Fraud Q&A Series: Tackling SIM Swap Fraud with Prove
The latest guest in our fraud Q&A series exploring fraud trends in the financial services space is Mary Ann Miller, the Fraud & Cybercrime Executive Advisor and VP of Client Experience at Prove. Mary Ann is a well-respected expert in the fraud and identity space who has been quoted by BBC News, NPR, American Banker, USA Today, and others.
What fraud trend should we be paying more attention to and why?
SIM swapping continues to be a rapidly growing fraud vector, with the FBI reporting $68 million stolen via SIM swap fraud in 2021 alone and more than 1,611 consumer complaints. As two-factor authentication continues to be used for step-up authentication, bad actors exploit one-time passcodes to complete account takeover attacks. Furthermore, insider risk at telecommunications companies where employees working with bad actors has increased with large payouts to employees for a one-time SIM swap (some up to $3000 as noticed on Telegram chat channels).
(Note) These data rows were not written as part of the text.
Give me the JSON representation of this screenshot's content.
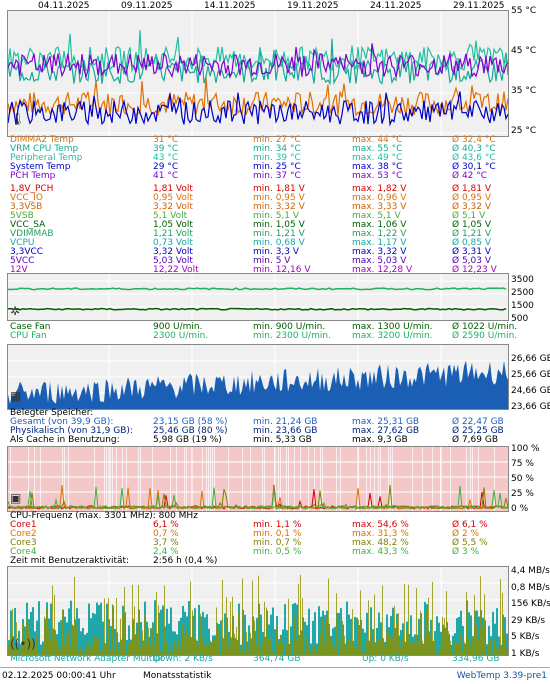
{
  "dates": [
    "04.11.2025",
    "09.11.2025",
    "14.11.2025",
    "19.11.2025",
    "24.11.2025",
    "29.11.2025"
  ],
  "temp_axis": [
    "55 °C",
    "45 °C",
    "35 °C",
    "25 °C"
  ],
  "temps": [
    {
      "name": "DIMMA2 Temp",
      "cur": "31 °C",
      "min": "min. 27 °C",
      "max": "max. 44 °C",
      "avg": "Ø 32,4 °C",
      "color": "#e07000"
    },
    {
      "name": "VRM CPU Temp",
      "cur": "39 °C",
      "min": "min. 34 °C",
      "max": "max. 55 °C",
      "avg": "Ø 40,3 °C",
      "color": "#18a898"
    },
    {
      "name": "Peripheral Temp",
      "cur": "43 °C",
      "min": "min. 39 °C",
      "max": "max. 49 °C",
      "avg": "Ø 43,6 °C",
      "color": "#20c0a0"
    },
    {
      "name": "System Temp",
      "cur": "29 °C",
      "min": "min. 25 °C",
      "max": "max. 38 °C",
      "avg": "Ø 30,1 °C",
      "color": "#0000c8"
    },
    {
      "name": "PCH Temp",
      "cur": "41 °C",
      "min": "min. 37 °C",
      "max": "max. 53 °C",
      "avg": "Ø 42 °C",
      "color": "#8000d0"
    }
  ],
  "volts": [
    {
      "name": "1,8V_PCH",
      "cur": "1,81 Volt",
      "min": "min. 1,81 V",
      "max": "max. 1,82 V",
      "avg": "Ø 1,81 V",
      "color": "#d00000"
    },
    {
      "name": "VCC_IO",
      "cur": "0,95 Volt",
      "min": "min. 0,95 V",
      "max": "max. 0,96 V",
      "avg": "Ø 0,95 V",
      "color": "#e07000"
    },
    {
      "name": "3,3VSB",
      "cur": "3,32 Volt",
      "min": "min. 3,32 V",
      "max": "max. 3,33 V",
      "avg": "Ø 3,32 V",
      "color": "#d06000"
    },
    {
      "name": "5VSB",
      "cur": "5,1 Volt",
      "min": "min. 5,1 V",
      "max": "max. 5,1 V",
      "avg": "Ø 5,1 V",
      "color": "#40b040"
    },
    {
      "name": "VCC_SA",
      "cur": "1,05 Volt",
      "min": "min. 1,05 V",
      "max": "max. 1,06 V",
      "avg": "Ø 1,05 V",
      "color": "#006000"
    },
    {
      "name": "VDIMMAB",
      "cur": "1,21 Volt",
      "min": "min. 1,21 V",
      "max": "max. 1,22 V",
      "avg": "Ø 1,21 V",
      "color": "#20a060"
    },
    {
      "name": "VCPU",
      "cur": "0,73 Volt",
      "min": "min. 0,68 V",
      "max": "max. 1,17 V",
      "avg": "Ø 0,85 V",
      "color": "#18a8a8"
    },
    {
      "name": "3,3VCC",
      "cur": "3,32 Volt",
      "min": "min. 3,3 V",
      "max": "max. 3,32 V",
      "avg": "Ø 3,31 V",
      "color": "#0000c0"
    },
    {
      "name": "5VCC",
      "cur": "5,03 Volt",
      "min": "min. 5 V",
      "max": "max. 5,03 V",
      "avg": "Ø 5,03 V",
      "color": "#5000b0"
    },
    {
      "name": "12V",
      "cur": "12,22 Volt",
      "min": "min. 12,16 V",
      "max": "max. 12,28 V",
      "avg": "Ø 12,23 V",
      "color": "#a000c0"
    }
  ],
  "fan_axis": [
    "3500",
    "2500",
    "1500",
    "500"
  ],
  "fans": [
    {
      "name": "Case Fan",
      "cur": "900 U/min.",
      "min": "min. 900 U/min.",
      "max": "max. 1300 U/min.",
      "avg": "Ø 1022 U/min.",
      "color": "#006000"
    },
    {
      "name": "CPU Fan",
      "cur": "2300 U/min.",
      "min": "min. 2300 U/min.",
      "max": "max. 3200 U/min.",
      "avg": "Ø 2590 U/min.",
      "color": "#20b060"
    }
  ],
  "mem_axis": [
    "26,66 GB",
    "25,66 GB",
    "24,66 GB",
    "23,66 GB"
  ],
  "mem_header": "Belegter Speicher:",
  "mem": [
    {
      "name": "Gesamt (von 39,9 GB):",
      "cur": "23,15 GB (58 %)",
      "min": "min. 21,24 GB",
      "max": "max. 25,31 GB",
      "avg": "Ø 22,47 GB",
      "color": "#2060c0"
    },
    {
      "name": "Physikalisch (von 31,9 GB):",
      "cur": "25,46 GB (80 %)",
      "min": "min. 23,66 GB",
      "max": "max. 27,62 GB",
      "avg": "Ø 25,25 GB",
      "color": "#002080"
    },
    {
      "name": "Als Cache in Benutzung:",
      "cur": "5,98 GB (19 %)",
      "min": "min. 5,33 GB",
      "max": "max. 9,3 GB",
      "avg": "Ø 7,69 GB",
      "color": "#000000"
    }
  ],
  "cpu_axis": [
    "100 %",
    "75 %",
    "50 %",
    "25 %",
    "0 %"
  ],
  "cpu_header": "CPU-Frequenz (max. 3301 MHz): 800 MHz",
  "cores": [
    {
      "name": "Core1",
      "cur": "6,1 %",
      "min": "min. 1,1 %",
      "max": "max. 54,6 %",
      "avg": "Ø 6,1 %",
      "color": "#d00000"
    },
    {
      "name": "Core2",
      "cur": "0,7 %",
      "min": "min. 0,1 %",
      "max": "max. 31,3 %",
      "avg": "Ø 2 %",
      "color": "#e07000"
    },
    {
      "name": "Core3",
      "cur": "3,7 %",
      "min": "min. 0,7 %",
      "max": "max. 48,2 %",
      "avg": "Ø 5,5 %",
      "color": "#808000"
    },
    {
      "name": "Core4",
      "cur": "2,4 %",
      "min": "min. 0,5 %",
      "max": "max. 43,3 %",
      "avg": "Ø 3 %",
      "color": "#40b040"
    }
  ],
  "user_activity": {
    "label": "Zeit mit Benutzeraktivität:",
    "value": "2:56 h (0,4 %)"
  },
  "net_axis": [
    "4,4 MB/s",
    "0,8 MB/s",
    "156 KB/s",
    "29 KB/s",
    "5 KB/s",
    "1 KB/s"
  ],
  "net": {
    "name": "Microsoft Network Adapter Multipl",
    "down": "Down: 2 KB/s",
    "down_total": "364,74 GB",
    "up": "Up: 0 KB/s",
    "up_total": "334,96 GB"
  },
  "footer": {
    "datetime": "02.12.2025 00:00:41 Uhr",
    "label": "Monatsstatistik",
    "version": "WebTemp 3.39-pre1"
  },
  "colors": {
    "graph_bg": "#f0f0f0",
    "cpu_bg": "#f4c8c8",
    "mem_fill": "#1a5fb4",
    "net_fill1": "#20a8a8",
    "net_fill2": "#909000",
    "grid": "#ffffff"
  }
}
How does SIM swapping work?
SIM swap fraud occurs when a bad actor social engineers the victim’s mobile carrier to port their phone number to the fraudster’s SIM number. Most of the time this is due to the customer service agent believing that they are speaking to a mobile customer. Once the fraudster has completed the SIM swap, they can log into a consumer’s bank account and intercept and respond to the SMS one-time password prompt. Once the bad actor has successfully conducted an account takeover, they can move money, link external accounts, order debit cards, apply for extended accounts, deposit a worthless check, and more.
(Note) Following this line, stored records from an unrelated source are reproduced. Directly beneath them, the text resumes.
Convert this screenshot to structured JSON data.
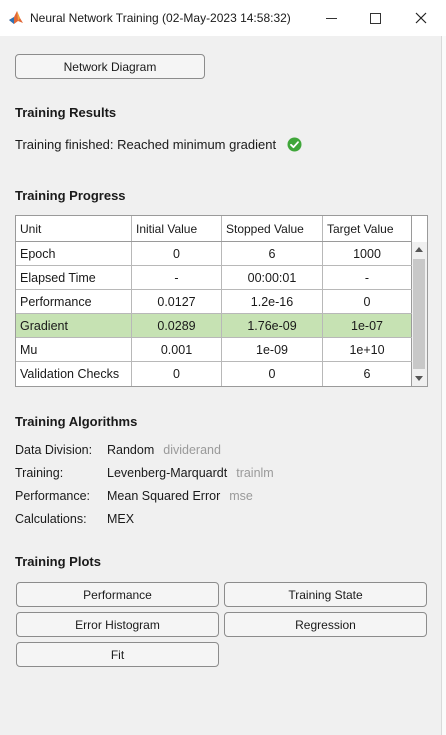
{
  "window": {
    "title": "Neural Network Training (02-May-2023 14:58:32)"
  },
  "network_diagram_button": "Network Diagram",
  "results": {
    "heading": "Training Results",
    "status": "Training finished: Reached minimum gradient",
    "status_icon": "check-circle-icon"
  },
  "progress": {
    "heading": "Training Progress",
    "columns": [
      "Unit",
      "Initial Value",
      "Stopped Value",
      "Target Value"
    ],
    "rows": [
      [
        "Epoch",
        "0",
        "6",
        "1000"
      ],
      [
        "Elapsed Time",
        "-",
        "00:00:01",
        "-"
      ],
      [
        "Performance",
        "0.0127",
        "1.2e-16",
        "0"
      ],
      [
        "Gradient",
        "0.0289",
        "1.76e-09",
        "1e-07"
      ],
      [
        "Mu",
        "0.001",
        "1e-09",
        "1e+10"
      ],
      [
        "Validation Checks",
        "0",
        "0",
        "6"
      ]
    ],
    "highlight_color": "#c6e2b3"
  },
  "algorithms": {
    "heading": "Training Algorithms",
    "items": [
      {
        "label": "Data Division:",
        "value": "Random",
        "fn": "dividerand"
      },
      {
        "label": "Training:",
        "value": "Levenberg-Marquardt",
        "fn": "trainlm"
      },
      {
        "label": "Performance:",
        "value": "Mean Squared Error",
        "fn": "mse"
      },
      {
        "label": "Calculations:",
        "value": "MEX",
        "fn": ""
      }
    ]
  },
  "plots": {
    "heading": "Training Plots",
    "buttons": [
      "Performance",
      "Training State",
      "Error Histogram",
      "Regression",
      "Fit"
    ]
  }
}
How has this type of fraud evolved? What larger trends/factors make SIM swapping possible?
This fraud has evolved because of the ease of obtaining login credentials due to data breaches. Many organizations added two-factor authentication via SMS as a protection for this risk, but as we know, bad actors always look for ways around authentication due to the large paydays they can see with account takeover attacks. Another alarming trend further compounding the problem is insiders at the telecommunications companies being paid by bad actors to conduct SIM swaps. Social media posts on platforms like Telegram are used to recruit employees with large rewards promised for each SIM swap event.
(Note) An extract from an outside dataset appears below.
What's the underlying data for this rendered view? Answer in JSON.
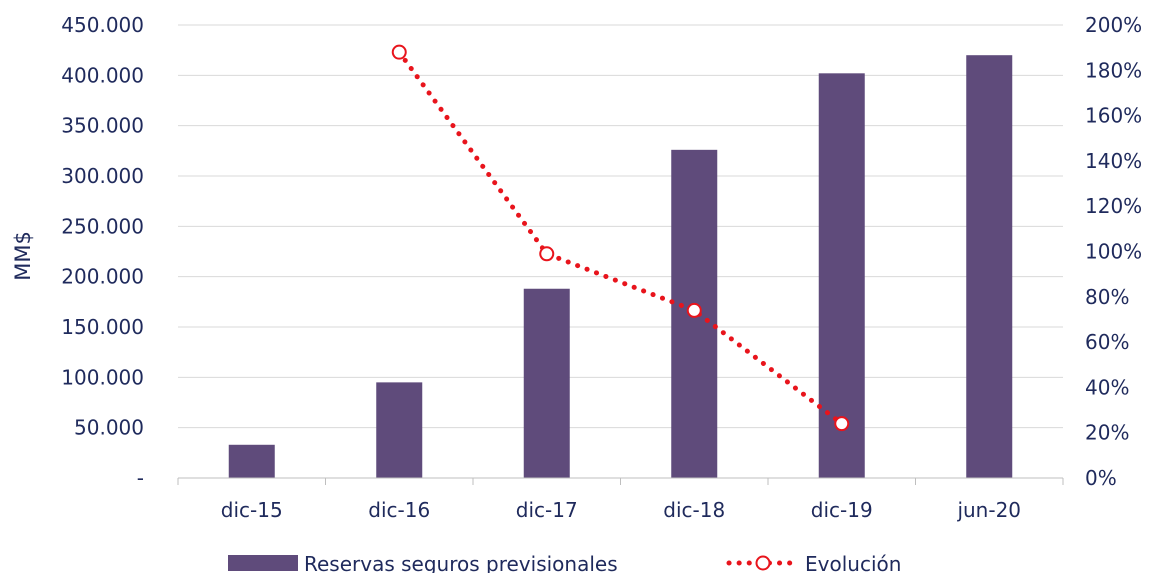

How can SIM swapping be detected?
Industry best practice is to use a SIM swap detection technology like Prove in any process where a step-up authentication via SMS is required. This could be at the time of account opening, log in with a new device, password reset, adding a new payee in the banking app or payment initiation. If a suspected SIM swap is detected, the bank can decide not to complete the transaction until the customer is contacted and verified that they are not under a SIM swap attack.
What is the best safeguard against this type of fraud?
The best preventative measure organizations can take is to use real-time SIM swap detection such as a Trust Score or a trust indicator that can detect whether a SIM swap has taken place in real-time. A Trust Score analyzes behavior and phone intelligence signals to provide a measure of fraud risk and identity confidence of a potential transaction. Companies that leverage a Trust Score have insight into whether a recent SIM swap has occurred on the account and can then take prompt action off the back of the event, such as placing additional controls on the customer's account.
How can financial institutions battle fraud without sacrificing the client experience?
This is my favorite topic-- incorporating security and fraud controls as part of an overall product design is essential; that routine in engineering sprints today is not taken as seriously as it should. Too often, product capability is reduced or even turned off until fraud is addressed. On the other hand, if an organization’s fraud strategy is used as a business enabler and a customer experience enhancer, I have seen wonderful results. For example, real-time payments with higher upper limits provide a service to the customer in time of emergency or convenience to transfer funds to family or friends immediately.